Developers: As you see above the parsing strictly depends on the size of flush_timeout parameter. Could we get detailed feedback from you and get changes of the current unpredictable behavior ?
Hello @emmacz. Thanks for reporting this behavior; I was able to reproduce the issue using your configuration by following your instructions.
From your log sample:
- There are at least 500 lines on each multiline record.
- The size of these 500 lines is about 56k
- When repeating the test running the same config and same set of logs, multiline records are split into different lines on each run.
- The multiline records will split often when setting a low flush_timeout value
- When extending the flush_timeout beyond 50,000-100,000 milliseconds, the problem may still occur, but it is not as frequent as when using a shorter timeout, such as 20,000 or 30,000 milliseconds.

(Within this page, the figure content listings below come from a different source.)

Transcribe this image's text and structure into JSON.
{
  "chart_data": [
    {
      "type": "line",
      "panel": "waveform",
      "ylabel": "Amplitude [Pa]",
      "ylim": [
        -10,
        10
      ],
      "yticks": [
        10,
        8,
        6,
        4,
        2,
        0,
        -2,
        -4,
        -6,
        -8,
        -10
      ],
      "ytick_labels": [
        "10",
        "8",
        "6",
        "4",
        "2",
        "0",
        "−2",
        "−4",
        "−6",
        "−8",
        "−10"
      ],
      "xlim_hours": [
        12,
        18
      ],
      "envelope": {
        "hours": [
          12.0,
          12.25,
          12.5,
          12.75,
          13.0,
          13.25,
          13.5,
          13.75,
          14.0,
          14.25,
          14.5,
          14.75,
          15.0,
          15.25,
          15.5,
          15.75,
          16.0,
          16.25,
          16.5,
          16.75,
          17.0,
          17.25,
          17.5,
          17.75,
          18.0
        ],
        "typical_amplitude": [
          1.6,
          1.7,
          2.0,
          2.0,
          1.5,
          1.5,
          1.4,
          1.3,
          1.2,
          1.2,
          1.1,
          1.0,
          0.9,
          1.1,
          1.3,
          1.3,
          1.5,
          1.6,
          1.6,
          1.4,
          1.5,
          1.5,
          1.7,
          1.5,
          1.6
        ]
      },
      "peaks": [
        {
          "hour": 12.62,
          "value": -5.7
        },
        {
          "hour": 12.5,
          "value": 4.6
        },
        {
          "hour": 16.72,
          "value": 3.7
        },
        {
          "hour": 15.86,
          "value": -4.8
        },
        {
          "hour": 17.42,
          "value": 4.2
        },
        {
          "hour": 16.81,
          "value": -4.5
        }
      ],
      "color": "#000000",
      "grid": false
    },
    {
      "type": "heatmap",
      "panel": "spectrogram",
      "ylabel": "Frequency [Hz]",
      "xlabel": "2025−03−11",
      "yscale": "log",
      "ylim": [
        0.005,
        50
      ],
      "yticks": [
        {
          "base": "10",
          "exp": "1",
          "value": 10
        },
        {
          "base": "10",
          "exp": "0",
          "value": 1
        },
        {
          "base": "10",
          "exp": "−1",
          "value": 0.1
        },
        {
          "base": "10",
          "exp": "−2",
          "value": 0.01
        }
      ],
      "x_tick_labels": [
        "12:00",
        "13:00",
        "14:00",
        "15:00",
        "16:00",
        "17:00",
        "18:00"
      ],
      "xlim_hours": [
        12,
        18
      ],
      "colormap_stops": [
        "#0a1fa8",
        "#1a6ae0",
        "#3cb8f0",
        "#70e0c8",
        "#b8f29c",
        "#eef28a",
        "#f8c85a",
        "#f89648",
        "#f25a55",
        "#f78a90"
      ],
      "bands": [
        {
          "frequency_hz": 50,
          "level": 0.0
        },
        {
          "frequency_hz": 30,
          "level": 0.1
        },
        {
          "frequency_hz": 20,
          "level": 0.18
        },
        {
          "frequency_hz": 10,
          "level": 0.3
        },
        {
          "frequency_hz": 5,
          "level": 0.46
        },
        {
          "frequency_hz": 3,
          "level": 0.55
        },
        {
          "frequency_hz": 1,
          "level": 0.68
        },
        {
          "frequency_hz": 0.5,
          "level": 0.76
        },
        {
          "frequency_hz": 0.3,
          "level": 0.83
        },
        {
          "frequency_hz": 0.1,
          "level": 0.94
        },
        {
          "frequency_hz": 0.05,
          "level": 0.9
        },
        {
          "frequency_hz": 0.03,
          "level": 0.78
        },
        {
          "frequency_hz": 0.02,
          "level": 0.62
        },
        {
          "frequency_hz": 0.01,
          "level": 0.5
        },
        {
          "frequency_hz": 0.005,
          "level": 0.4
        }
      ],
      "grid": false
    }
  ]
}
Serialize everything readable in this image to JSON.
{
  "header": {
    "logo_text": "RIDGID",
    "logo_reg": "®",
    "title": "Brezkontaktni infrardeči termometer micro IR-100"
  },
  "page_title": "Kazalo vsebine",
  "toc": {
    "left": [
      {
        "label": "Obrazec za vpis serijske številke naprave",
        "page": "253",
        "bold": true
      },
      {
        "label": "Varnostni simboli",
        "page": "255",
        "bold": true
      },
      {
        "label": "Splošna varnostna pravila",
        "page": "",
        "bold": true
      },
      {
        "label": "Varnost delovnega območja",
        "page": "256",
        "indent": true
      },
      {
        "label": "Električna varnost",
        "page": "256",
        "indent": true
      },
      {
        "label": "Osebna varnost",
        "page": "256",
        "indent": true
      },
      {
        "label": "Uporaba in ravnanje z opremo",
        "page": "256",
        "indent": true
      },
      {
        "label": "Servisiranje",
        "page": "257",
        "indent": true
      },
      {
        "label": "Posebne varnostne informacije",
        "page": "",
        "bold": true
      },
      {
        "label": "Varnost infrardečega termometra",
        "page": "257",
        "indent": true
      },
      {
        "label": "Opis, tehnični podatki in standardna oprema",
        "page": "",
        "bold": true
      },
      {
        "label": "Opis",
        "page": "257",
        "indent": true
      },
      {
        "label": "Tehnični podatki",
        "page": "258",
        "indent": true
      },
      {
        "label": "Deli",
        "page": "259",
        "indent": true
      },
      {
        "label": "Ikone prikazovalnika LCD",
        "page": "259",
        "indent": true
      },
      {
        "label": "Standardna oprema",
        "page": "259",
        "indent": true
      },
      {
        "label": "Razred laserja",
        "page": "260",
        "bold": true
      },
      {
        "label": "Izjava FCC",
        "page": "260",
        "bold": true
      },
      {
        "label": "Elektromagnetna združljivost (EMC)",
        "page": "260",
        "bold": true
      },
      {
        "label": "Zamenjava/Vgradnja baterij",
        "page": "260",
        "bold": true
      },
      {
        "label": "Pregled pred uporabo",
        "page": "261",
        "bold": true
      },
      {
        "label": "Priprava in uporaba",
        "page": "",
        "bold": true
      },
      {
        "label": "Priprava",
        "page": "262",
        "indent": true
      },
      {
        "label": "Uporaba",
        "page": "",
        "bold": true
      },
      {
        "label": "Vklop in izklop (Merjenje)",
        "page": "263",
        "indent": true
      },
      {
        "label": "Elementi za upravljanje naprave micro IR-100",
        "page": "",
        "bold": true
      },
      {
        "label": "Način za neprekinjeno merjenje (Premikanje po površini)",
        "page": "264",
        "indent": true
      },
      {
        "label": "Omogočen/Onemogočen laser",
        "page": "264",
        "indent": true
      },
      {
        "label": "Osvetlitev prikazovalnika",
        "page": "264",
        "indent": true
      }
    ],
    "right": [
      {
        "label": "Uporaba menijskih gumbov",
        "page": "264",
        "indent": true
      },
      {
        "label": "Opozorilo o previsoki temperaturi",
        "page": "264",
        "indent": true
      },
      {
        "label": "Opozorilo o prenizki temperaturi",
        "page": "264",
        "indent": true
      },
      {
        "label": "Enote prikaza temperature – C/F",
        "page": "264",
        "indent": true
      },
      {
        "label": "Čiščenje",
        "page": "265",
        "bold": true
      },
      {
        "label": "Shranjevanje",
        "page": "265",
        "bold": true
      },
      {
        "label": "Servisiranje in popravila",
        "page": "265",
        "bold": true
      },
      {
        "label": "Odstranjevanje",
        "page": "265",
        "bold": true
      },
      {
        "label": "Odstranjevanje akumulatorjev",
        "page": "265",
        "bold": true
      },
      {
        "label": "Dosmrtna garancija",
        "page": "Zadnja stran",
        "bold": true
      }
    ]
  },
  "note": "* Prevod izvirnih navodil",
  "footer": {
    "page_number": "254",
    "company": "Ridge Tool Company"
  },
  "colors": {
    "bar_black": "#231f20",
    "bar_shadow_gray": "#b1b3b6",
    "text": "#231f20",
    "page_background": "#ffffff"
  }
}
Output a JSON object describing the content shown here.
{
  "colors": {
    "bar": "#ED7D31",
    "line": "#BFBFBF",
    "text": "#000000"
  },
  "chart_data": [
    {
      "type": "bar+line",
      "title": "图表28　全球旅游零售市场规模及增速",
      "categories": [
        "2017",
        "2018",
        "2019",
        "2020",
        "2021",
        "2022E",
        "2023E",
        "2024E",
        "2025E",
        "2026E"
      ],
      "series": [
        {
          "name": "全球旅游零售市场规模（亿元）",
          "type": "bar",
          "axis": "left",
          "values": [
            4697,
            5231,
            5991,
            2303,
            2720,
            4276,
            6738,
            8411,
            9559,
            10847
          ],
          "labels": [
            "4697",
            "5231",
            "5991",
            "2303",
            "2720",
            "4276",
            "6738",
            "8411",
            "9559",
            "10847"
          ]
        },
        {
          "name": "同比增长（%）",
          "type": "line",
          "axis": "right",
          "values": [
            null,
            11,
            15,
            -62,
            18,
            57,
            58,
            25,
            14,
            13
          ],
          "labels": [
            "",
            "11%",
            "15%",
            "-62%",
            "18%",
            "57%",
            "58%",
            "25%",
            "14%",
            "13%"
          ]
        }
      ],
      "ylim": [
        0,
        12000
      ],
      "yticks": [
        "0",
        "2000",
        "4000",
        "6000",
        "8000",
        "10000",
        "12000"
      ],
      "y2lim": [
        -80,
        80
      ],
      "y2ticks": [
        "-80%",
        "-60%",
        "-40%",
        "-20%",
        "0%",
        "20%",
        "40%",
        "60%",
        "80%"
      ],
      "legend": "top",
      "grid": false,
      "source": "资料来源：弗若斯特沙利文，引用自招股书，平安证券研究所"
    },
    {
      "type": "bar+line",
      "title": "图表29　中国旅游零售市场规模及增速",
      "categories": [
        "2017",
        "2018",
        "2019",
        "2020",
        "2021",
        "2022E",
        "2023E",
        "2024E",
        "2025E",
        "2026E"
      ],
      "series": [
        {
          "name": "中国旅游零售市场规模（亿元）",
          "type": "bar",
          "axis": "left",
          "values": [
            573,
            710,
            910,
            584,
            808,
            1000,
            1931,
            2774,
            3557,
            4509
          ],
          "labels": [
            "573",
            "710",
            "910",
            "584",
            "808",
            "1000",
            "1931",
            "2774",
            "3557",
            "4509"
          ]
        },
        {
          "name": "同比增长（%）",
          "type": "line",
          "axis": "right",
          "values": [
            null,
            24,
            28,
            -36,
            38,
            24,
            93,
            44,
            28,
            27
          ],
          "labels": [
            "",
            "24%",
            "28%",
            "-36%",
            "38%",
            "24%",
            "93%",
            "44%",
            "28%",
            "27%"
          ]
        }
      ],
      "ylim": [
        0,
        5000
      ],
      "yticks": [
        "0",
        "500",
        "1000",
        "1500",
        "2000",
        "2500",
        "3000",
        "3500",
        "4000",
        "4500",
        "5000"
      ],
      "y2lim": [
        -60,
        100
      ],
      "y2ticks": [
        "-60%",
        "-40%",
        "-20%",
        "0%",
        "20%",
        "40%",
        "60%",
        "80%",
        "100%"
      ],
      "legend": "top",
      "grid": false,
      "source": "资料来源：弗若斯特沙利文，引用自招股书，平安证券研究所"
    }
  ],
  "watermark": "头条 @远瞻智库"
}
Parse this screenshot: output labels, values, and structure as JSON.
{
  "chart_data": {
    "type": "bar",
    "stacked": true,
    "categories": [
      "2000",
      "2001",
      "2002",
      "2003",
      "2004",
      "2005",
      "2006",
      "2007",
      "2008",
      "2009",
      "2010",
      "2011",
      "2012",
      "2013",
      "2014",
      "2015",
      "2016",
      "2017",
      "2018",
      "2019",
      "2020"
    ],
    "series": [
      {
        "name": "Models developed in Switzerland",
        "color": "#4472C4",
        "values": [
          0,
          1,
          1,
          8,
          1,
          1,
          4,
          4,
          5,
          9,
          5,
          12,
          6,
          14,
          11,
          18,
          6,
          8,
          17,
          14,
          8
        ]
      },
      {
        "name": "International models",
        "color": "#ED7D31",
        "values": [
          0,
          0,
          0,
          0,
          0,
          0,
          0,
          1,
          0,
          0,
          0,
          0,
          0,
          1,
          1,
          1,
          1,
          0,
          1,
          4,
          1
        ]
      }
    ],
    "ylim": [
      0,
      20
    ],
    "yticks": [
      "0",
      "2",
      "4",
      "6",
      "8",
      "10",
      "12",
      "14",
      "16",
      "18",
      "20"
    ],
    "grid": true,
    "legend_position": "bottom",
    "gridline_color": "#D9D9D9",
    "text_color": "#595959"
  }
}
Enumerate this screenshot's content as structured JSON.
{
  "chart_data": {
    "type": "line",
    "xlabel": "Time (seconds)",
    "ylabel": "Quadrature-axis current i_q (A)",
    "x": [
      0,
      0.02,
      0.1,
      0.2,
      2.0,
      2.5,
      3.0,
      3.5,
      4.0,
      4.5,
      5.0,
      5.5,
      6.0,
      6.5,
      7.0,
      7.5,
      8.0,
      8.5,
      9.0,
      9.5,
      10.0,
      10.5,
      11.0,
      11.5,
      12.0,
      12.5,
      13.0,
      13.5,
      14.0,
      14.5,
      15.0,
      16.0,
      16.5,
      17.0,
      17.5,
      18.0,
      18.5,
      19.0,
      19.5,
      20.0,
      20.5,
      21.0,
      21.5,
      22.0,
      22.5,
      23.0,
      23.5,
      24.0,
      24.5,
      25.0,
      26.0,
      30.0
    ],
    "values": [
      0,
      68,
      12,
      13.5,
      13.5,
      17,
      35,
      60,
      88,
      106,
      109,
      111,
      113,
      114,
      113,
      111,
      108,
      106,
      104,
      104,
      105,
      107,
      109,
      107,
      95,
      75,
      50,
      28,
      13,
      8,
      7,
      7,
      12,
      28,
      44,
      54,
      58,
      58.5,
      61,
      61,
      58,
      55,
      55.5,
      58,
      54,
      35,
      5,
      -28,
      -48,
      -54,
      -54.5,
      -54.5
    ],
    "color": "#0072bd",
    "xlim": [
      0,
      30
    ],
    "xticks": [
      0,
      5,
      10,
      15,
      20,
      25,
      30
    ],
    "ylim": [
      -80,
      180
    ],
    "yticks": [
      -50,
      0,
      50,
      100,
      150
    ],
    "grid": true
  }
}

- The timestamp added by Fluent-bit on both parts of the broken multiline records is the same
- I confirmed that the regex parser works fine; it matches both the start and continuation of a multiline record.
@edsiper is there any restriction or internal buffer limit for a multiline record?
@RicardoAAD , @edsiper any update on this issue, please?
This issue is stale because it has been open 90 days with no activity. Remove stale label or comment or this will be closed in 5 days. Maintainers can add the exempt-stale
label.
This issue was closed because it has been stalled for 5 days with no activity.